Je pensais ne jamais tomber amoureuse.

Parce que je ne tombais tout simplement jamais. J'étais devenue de celle qui résistait aux vents et aux marées, de celle qu'on ne pouvait plus faire plier, de celle qui se relevait sans cesse sans jamais s'essouffler. J'ai cru être plus forte que tous les autres. Plus inatteignable.

Je pensais naïvement que la carapace que j'avais si bien construite au fil des années ne se briserait jamais. Je pensais que j'avais souffert plus que tous les autres, que je méritais une rédemption presque autant que je la voulais. J'ai cru que l'horrible masque dont je me couvrais était assez solide pour affronter une nouvelle vie.

Une vie après une mort, c'était le deal.

Pourtant, parfois je me dis que j'aurais préféré ne pas renaître.

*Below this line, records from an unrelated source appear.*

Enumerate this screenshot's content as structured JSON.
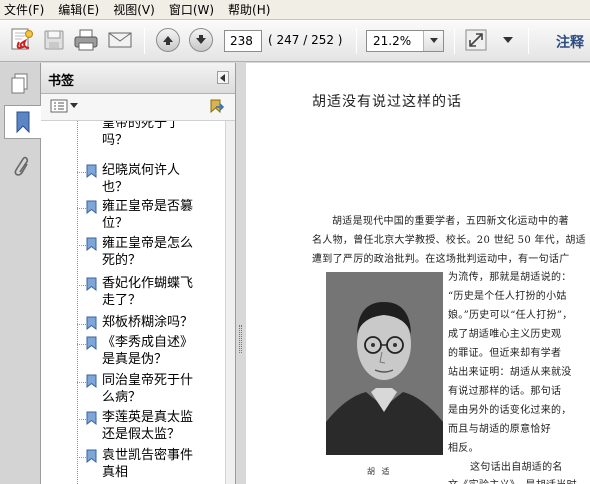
{
  "menubar": {
    "items": [
      "文件(F)",
      "编辑(E)",
      "视图(V)",
      "窗口(W)",
      "帮助(H)"
    ]
  },
  "toolbar": {
    "current_page": "238",
    "page_count": "( 247 / 252 )",
    "zoom": "21.2%",
    "annotate_label": "注释",
    "icons": [
      "create-pdf-icon",
      "save-icon",
      "print-icon",
      "email-icon",
      "previous-page-icon",
      "next-page-icon",
      "zoom-dropdown-icon",
      "fit-window-icon",
      "more-tools-icon"
    ]
  },
  "nav": {
    "icons": [
      "page-thumbnails-icon",
      "bookmarks-icon",
      "attachments-icon"
    ]
  },
  "bookmarks": {
    "title": "书签",
    "items": [
      "皇帝的死于了",
      "吗？",
      "纪晓岚何许人",
      "也？",
      "雍正皇帝是否篡",
      "位？",
      "雍正皇帝是怎么",
      "死的？",
      "香妃化作蝴蝶飞",
      "走了？",
      "郑板桥糊涂吗？",
      "《李秀成自述》",
      "是真是伪？",
      "同治皇帝死于什",
      "么病？",
      "李莲英是真太监",
      "还是假太监？",
      "袁世凯告密事件",
      "真相"
    ]
  },
  "document": {
    "title": "胡适没有说过这样的话",
    "lines": [
      "胡适是现代中国的重要学者，五四新文化运动中的著",
      "名人物，曾任北京大学教授、校长。20 世纪 50 年代，胡适",
      "遭到了严厉的政治批判。在这场批判运动中，有一句话广",
      "为流传，那就是胡适说的：",
      "“历史是个任人打扮的小姑",
      "娘。”历史可以“任人打扮”，",
      "成了胡适唯心主义历史观",
      "的罪证。但近来却有学者",
      "站出来证明：胡适从来就没",
      "有说过那样的话。那句话",
      "是由另外的话变化过来的，",
      "而且与胡适的原意恰好",
      "相反。",
      "这句话出自胡适的名",
      "文《实验主义》，是胡适当时"
    ],
    "photo_caption": "胡 适"
  }
}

Agatha a été rayée du paysage sans regret. Nous avons laissé derrière nous les traumatismes, tentant d'emporter la colère entre nos maigres bras. Nous avons mis en scène sa mort tout en sachant pertinemment qu'ils n'y croiraient pas. Ils nous pourchasseraient au bout du monde pour que jamais nous ne puissions dévoiler les monstres qu'ils étaient. Il n'aurait pas été reluisant pour la première puissance du monde de baigner dans le scandale d'organisations aux méthodes aussi barbares.

Il y a eu une certaine poésie à se débarrasser de cette identité commune. Je suis redevenue Julia quand je dispersais mon propre sang aux quatre coins de cette chambre que j'avais connue si longtemps. Comme une certaine nostalgie à quitter cet endroit qui m'avait vu grandir plus vite que je ne l'aurais voulu. Oui, il y avait assurément un plaisir infini à tout envoyer se faire foutre sans un regard en arrière.

Et malgré toute cette rancœur que je priais de rester derrière moi, il a fallu que la mort d'Agatha cause la première entaille dans cette armure que j'avais établie sous les injonctions de cette merde dans mon cerveau qui hurlait que je n'étais pas assez. Que je ne serais sans doute jamais assez pour quelqu'un.

En tout cas, pas pour lui.

Je n'oublierais jamais le regard défiguré, ensanglanté mais rempli de haine et de colère de Cecilia quand nous avons maquillé le meurtre de cette fille que nous n'étions pas. Elle a refusé de me dire pourquoi elle avait perdu son œil, transpercé par une lame aussi affutée que notre colère. J'ai compris, ce soir-là, que Cece ne s'était jamais mieux adapté que moi.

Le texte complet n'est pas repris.